Is it safe to drink pee?

  • Urine contains water mixed with waste products your body is trying to get rid of (like urea, creatinine, excess salts, and other compounds).
  • It is not sterile; even healthy urine can contain bacteria that may cause infections if swallowed or put on wounds.
  • Medical sources state that drinking urine can lead to nausea, vomiting, diarrhea, and other illness because you are re‑ingesting concentrated waste.
  • Some clinicians and toxicology resources clearly advise against using urine for “natural remedies,” wound care, or jellyfish stings because it can worsen pain or infection.

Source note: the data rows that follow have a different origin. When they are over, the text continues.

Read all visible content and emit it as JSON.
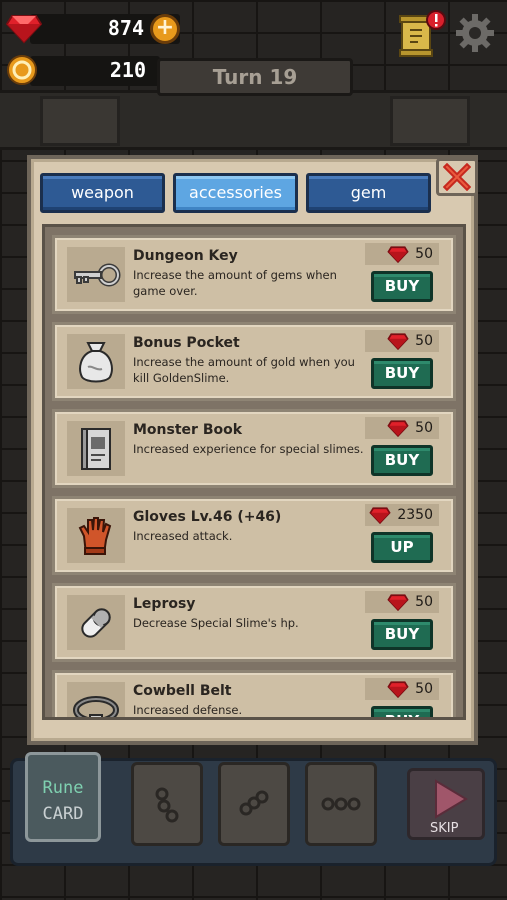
{
  "hud": {
    "gems": "874",
    "gold": "210",
    "turn": "Turn 19"
  },
  "tabs": [
    {
      "label": "weapon",
      "active": false
    },
    {
      "label": "accessories",
      "active": true
    },
    {
      "label": "gem",
      "active": false
    }
  ],
  "items": [
    {
      "name": "Dungeon Key",
      "desc": "Increase the amount of gems when game over.",
      "price": "50",
      "action": "BUY",
      "icon": "key-icon"
    },
    {
      "name": "Bonus Pocket",
      "desc": "Increase the amount of gold when you kill GoldenSlime.",
      "price": "50",
      "action": "BUY",
      "icon": "pouch-icon"
    },
    {
      "name": "Monster Book",
      "desc": "Increased experience for special slimes.",
      "price": "50",
      "action": "BUY",
      "icon": "book-icon"
    },
    {
      "name": "Gloves Lv.46 (+46)",
      "desc": "Increased attack.",
      "price": "2350",
      "action": "UP",
      "icon": "glove-icon"
    },
    {
      "name": "Leprosy",
      "desc": "Decrease Special Slime's hp.",
      "price": "50",
      "action": "BUY",
      "icon": "pill-icon"
    },
    {
      "name": "Cowbell Belt",
      "desc": "Increased defense.",
      "price": "50",
      "action": "BUY",
      "icon": "belt-icon"
    }
  ],
  "bottom": {
    "rune_card_line1": "Rune",
    "rune_card_line2": "CARD",
    "skip_label": "SKIP"
  },
  "colors": {
    "gem_red": "#e0202a",
    "tab_blue": "#2e5a94",
    "tab_active": "#5ea6e2",
    "buy_green": "#1f6b52"
  }
}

What about survival situations?

  • Modern survival medicine guidance says drinking urine is a bad survival strategy because it often worsens dehydration: as you get more dehydrated, your urine becomes more concentrated with salts and toxins.
  • Re‑drinking this concentrated fluid forces your kidneys to work harder to filter the same waste again, increasing stress on your kidneys.
  • Some anecdotes and online forum posts argue that very dilute, pale urine might help short‑term, but these claims are inconsistent and not backed by strong scientific evidence.
  • Professional survival instructors and gear companies emphasize that you should focus on finding, purifying, or rationing real water instead of relying on urine.

Why people still ask “can you drink pee?”

  • Historical folk medicine and some modern “urine therapy” believers claim health benefits from drinking urine, ranging from skin improvement to curing disease, but there is no solid scientific proof for these claims.
  • Online forums sometimes romanticize extreme survival stories or sexual kinks involving urine, but these are personal experiences, not safety guidance.
  • Health and toxicology organizations consistently state there is no reliable evidence that drinking urine is beneficial, and clear evidence that it carries risks.

If someone already drank pee

  • Small amounts of your own urine, one time, are unlikely to be catastrophic if you are otherwise healthy, but you might develop stomach upset (nausea, vomiting, diarrhea) or feel unwell.
  • If there is pain, fever, ongoing vomiting, diarrhea, or you have a kidney condition, you should contact a medical professional or emergency service and explain exactly what happened.

Bottom line: For both everyday life and survival, “can you drink pee?” is best answered as “you can , but you really shouldn’t ”; it is unsafe, not a substitute for clean water, and not a proven health treatment.

Information gathered from public forums or data available on the internet and portrayed here.